Travel and Commuting

Me and my car have become very accustomed to each other this year. We’ve conquered motorways together, multiple dark nights driving home from the hospital and sticky parking situations.

I’ve been very blessed this year that I have a car and I can get to hospitals quickly and easily. I also think I’ve been quite lucky with the placements I’ve gotten because they’ve not been too far from me and it hasn’t taken me too long to get around.
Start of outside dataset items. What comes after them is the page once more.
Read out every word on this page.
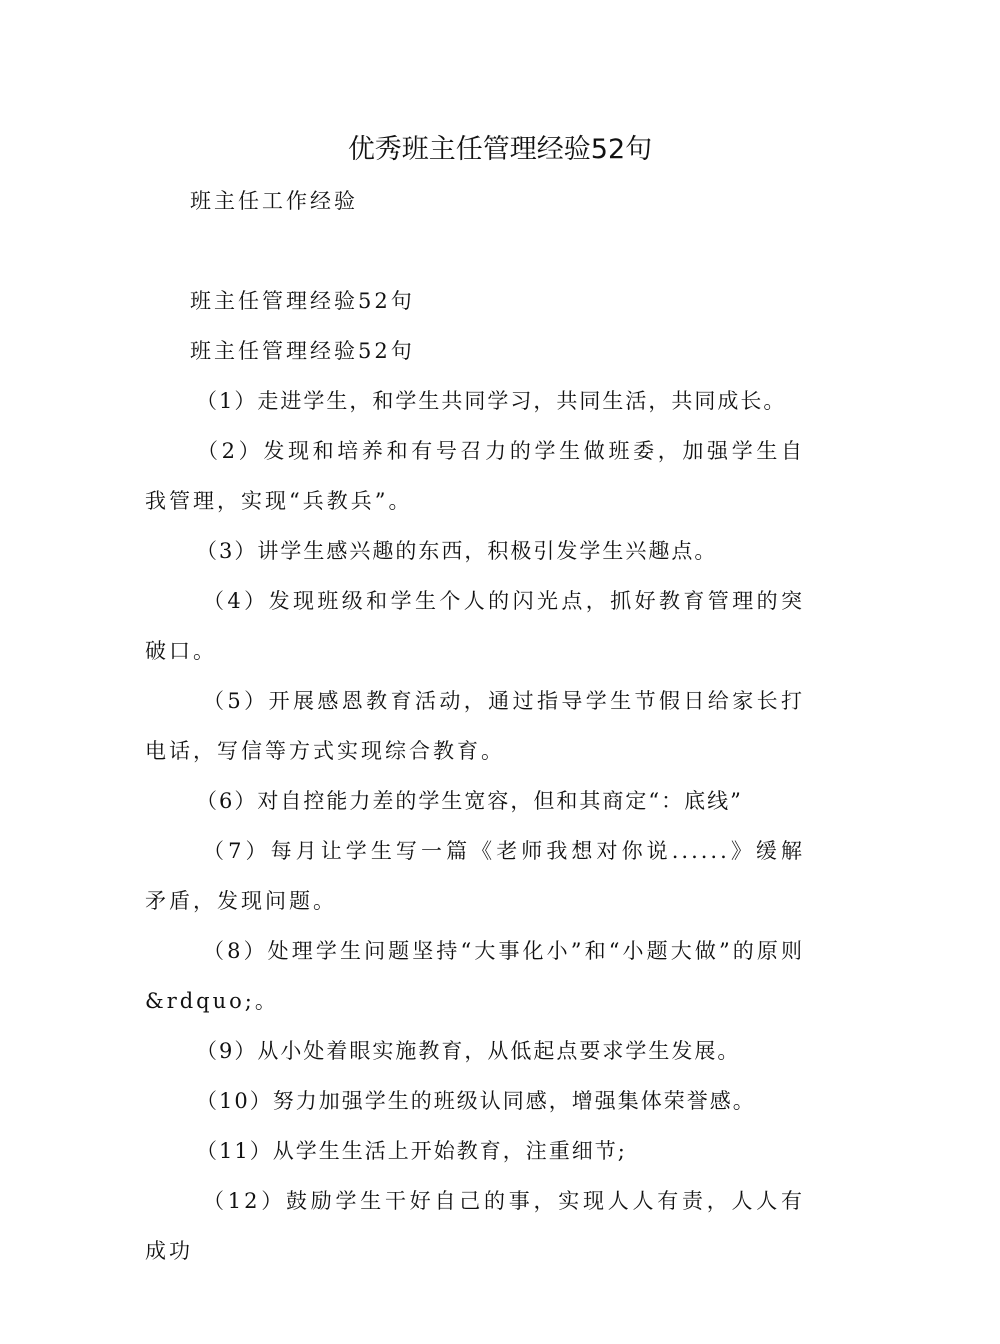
优秀班主任管理经验52句
班主任工作经验
班主任管理经验52句
班主任管理经验52句
（1）走进学生，和学生共同学习，共同生活，共同成长。
（2）发现和培养和有号召力的学生做班委，加强学生自我管理，实现“兵教兵”。
（3）讲学生感兴趣的东西，积极引发学生兴趣点。
（4）发现班级和学生个人的闪光点，抓好教育管理的突破口。
（5）开展感恩教育活动，通过指导学生节假日给家长打电话，写信等方式实现综合教育。
（6）对自控能力差的学生宽容，但和其商定“：底线”
（7）每月让学生写一篇《老师我想对你说......》缓解矛盾，发现问题。
（8）处理学生问题坚持“大事化小”和“小题大做”的原则&rdquo;。
（9）从小处着眼实施教育，从低起点要求学生发展。
（10）努力加强学生的班级认同感，增强集体荣誉感。
（11）从学生生活上开始教育，注重细节;
（12）鼓励学生干好自己的事，实现人人有责，人人有成功
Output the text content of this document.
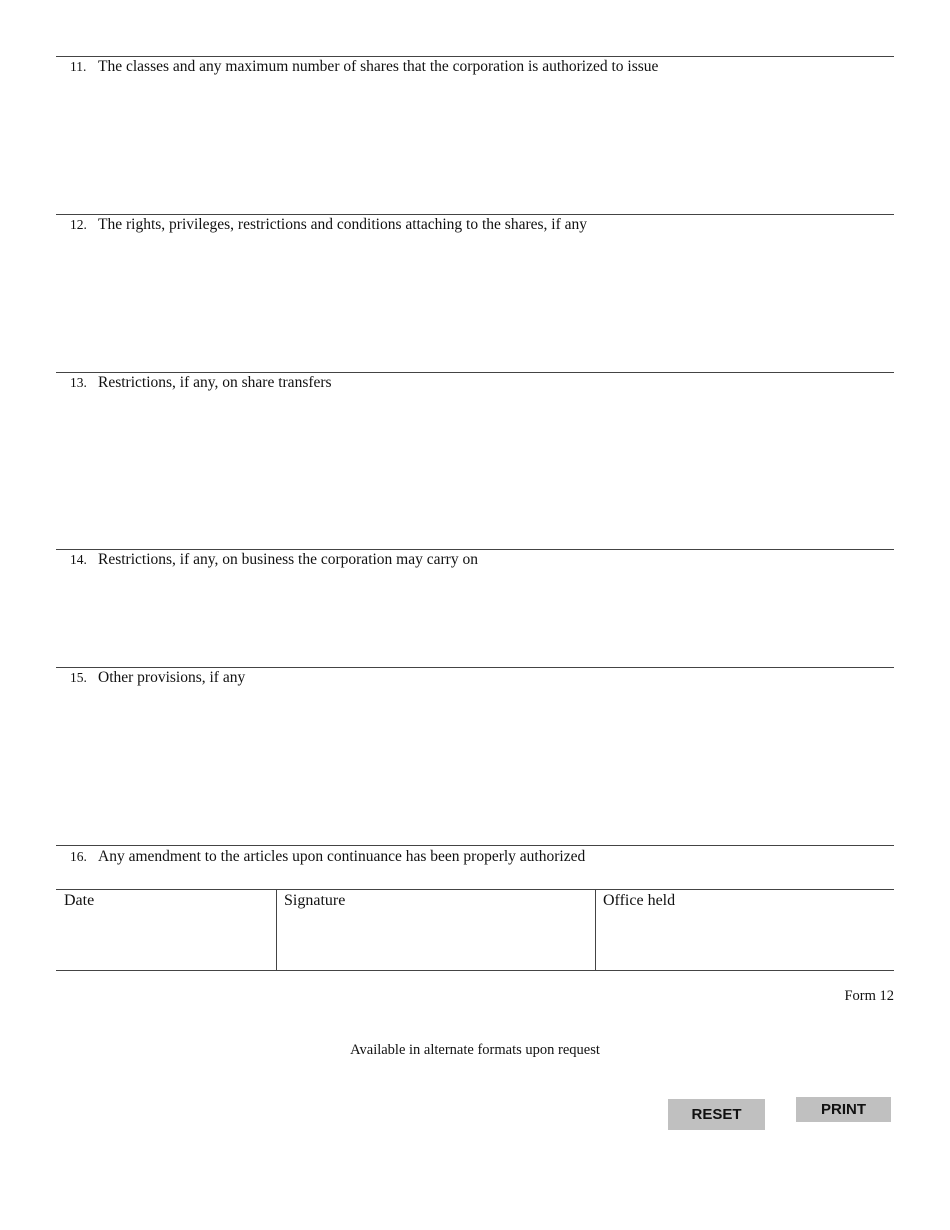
11. The classes and any maximum number of shares that the corporation is authorized to issue
12. The rights, privileges, restrictions and conditions attaching to the shares, if any
13. Restrictions, if any, on share transfers
14. Restrictions, if any, on business the corporation may carry on
15. Other provisions, if any
16. Any amendment to the articles upon continuance has been properly authorized
Date	Signature	Office held
Form 12
Available in alternate formats upon request
RESET	PRINT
I was commuting for much longer during preclinical years because it took me just over an hour to get to university from my house and that really did have an effect of my university experience. Overall, this has been a huge plus for me this year, and it’s only hit me recently how drained the commuting was making me these past two years.


I’ve rambled on enough for today, I think. I’m excited to be back on the blog and I hope to be posting a little bit more regularly once again in the new year. Life really just has the habit of getting in the way.

How has this academic year been for you so far? What has changed and what are your thoughts on the changes?